EMEs corporate bond issuance hits $6.9trillion in 10 yrs
…Driven by financial sector activities
The International Organisation of Securities Commission (IOSCO) has announced that the financial sector has significantly spurred activities of corporate bonds in the Emerging Market Economies (EMEs), as bond market in EMEs tripled in size in the last 10 years, reaching $6.9trillion in 2014.
A new report from IOSCO Staff Working Paper Series on corporate bond markets, titled ‘Corporate bond markets: An emerging market perspective’ which contains findings from an in-depth study on the development and functioning of corporate bond markets in emerging markets, published by the Research Department of the IOSCO, explained that EME corporate bond markets which is an important element of financial sector development is getting bigger, noting that corporate bond markets in EME have more than tripled in size in the last 10 years, reaching $6.9 trillion in 2014, compared to $1.9 trillion in 2005.
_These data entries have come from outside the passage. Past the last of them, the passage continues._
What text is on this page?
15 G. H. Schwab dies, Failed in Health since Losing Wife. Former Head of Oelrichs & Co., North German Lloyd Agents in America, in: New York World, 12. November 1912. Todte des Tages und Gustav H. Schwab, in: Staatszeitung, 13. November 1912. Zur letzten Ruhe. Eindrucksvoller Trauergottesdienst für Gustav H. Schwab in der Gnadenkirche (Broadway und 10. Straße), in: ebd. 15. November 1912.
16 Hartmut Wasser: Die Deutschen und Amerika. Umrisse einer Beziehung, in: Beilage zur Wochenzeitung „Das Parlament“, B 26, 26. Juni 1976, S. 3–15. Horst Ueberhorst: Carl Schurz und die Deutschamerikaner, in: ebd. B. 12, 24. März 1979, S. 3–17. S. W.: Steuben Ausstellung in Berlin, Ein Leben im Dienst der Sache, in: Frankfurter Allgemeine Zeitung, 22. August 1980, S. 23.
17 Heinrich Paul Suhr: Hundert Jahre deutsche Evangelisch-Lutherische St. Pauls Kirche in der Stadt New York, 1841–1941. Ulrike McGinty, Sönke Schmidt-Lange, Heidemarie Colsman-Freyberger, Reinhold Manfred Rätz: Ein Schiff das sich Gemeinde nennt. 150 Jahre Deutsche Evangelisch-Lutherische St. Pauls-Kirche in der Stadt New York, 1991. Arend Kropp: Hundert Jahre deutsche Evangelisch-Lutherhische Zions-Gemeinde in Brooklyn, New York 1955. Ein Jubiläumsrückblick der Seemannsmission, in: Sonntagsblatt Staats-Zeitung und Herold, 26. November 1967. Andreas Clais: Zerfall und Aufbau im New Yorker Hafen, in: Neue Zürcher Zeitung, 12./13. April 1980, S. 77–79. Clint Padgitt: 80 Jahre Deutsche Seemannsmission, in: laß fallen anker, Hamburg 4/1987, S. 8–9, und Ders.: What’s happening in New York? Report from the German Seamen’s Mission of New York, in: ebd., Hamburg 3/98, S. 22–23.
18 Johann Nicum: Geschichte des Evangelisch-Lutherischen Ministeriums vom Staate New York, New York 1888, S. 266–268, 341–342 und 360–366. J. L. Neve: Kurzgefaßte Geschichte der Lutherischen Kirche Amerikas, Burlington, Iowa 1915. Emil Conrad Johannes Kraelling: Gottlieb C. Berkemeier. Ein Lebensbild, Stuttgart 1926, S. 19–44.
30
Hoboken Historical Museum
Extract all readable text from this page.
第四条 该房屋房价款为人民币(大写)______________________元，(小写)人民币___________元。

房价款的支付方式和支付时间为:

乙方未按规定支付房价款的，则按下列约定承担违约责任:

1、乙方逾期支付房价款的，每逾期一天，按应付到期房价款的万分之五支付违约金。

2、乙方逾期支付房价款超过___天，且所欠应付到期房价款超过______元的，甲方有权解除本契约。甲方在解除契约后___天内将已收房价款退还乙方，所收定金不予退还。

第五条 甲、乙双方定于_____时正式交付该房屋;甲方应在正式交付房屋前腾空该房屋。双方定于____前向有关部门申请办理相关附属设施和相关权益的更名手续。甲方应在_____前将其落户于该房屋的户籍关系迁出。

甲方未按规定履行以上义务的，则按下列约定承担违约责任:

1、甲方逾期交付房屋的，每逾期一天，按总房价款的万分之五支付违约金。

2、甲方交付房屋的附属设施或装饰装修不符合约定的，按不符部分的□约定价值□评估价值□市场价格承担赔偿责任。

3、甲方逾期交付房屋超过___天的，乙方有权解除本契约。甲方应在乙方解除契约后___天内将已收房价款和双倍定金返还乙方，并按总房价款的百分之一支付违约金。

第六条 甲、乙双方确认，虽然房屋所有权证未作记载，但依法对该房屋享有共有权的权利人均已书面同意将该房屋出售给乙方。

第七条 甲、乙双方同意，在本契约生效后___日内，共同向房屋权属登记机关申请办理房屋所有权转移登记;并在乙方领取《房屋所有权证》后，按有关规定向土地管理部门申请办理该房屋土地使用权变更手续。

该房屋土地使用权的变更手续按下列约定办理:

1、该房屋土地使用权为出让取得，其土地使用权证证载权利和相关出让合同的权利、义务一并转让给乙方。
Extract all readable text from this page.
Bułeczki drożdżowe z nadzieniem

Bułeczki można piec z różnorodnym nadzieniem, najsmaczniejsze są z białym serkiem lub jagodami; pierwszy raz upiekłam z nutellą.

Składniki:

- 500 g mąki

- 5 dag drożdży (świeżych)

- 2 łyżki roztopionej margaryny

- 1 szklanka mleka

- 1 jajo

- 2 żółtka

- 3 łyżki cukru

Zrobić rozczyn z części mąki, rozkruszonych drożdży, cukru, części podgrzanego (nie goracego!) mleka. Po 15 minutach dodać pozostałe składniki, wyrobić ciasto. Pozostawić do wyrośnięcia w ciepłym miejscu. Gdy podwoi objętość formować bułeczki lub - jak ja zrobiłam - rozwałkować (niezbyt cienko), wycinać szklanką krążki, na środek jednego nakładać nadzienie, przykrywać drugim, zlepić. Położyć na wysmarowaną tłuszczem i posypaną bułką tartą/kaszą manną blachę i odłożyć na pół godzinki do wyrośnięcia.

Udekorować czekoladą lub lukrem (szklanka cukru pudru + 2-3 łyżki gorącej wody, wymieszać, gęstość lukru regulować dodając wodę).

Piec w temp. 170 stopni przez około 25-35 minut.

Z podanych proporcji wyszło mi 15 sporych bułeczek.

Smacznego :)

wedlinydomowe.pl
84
Also, total corporate bond market activity hit $1.06 trillion in 2014, up from $0.9 trillion in 2013.
According to the report, EME corporate bond issuance reached $1.06trillion by end 2014, up from $0.9tn the year before. It also said around 80 per cent of this issuance came from Emerging Asia, adding that other regions had also experienced growth.
It explained that emerging market economies have risen from a string of financial crisis during the mid to late-90s to become a driving force in the growth of the global economy.
“The financial sector in many EMEs has also undergone important transition, growing beyond bank-oriented roots. Many of the larger EMEs have established financial markets with global reach and even small EMEs are developing innovative financial activities.”
The report added that corporate bond market development in EMEs was being spurred by broad financial sector development, infrastructure improvement and increasing institutional health.
Another key finding was that the level of activity of emerging markets-issued bonds on US and European secondary markets showed great divergence from region to region and country to country.
It also noted that discussion of risks emanating from EME corporate bond markets might require a shifting away from treating emerging market corporate debt as a homogenous source of risk.
According to the report, further research on risks and vulnerabilities will need to recognise the diversity across EMEs and the requirement for more granular, country-level and even firm-level assessment.
The report explained that the growing corporate bond markets might represent a transition towards financial deepening in EMEs, with associated benefits.
“At the same time, the rate of growth, especially in the context of macro-economic and political developments on a global scale, may expose vulnerabilities,” it said.
“These vulnerabilities may manifest through currency mismatch risk and credit risk; roll-over risk; and secondary market liquidity risk. Individually, these risks do not necessarily imply systemic risk. However, these risks can also interact with each other.”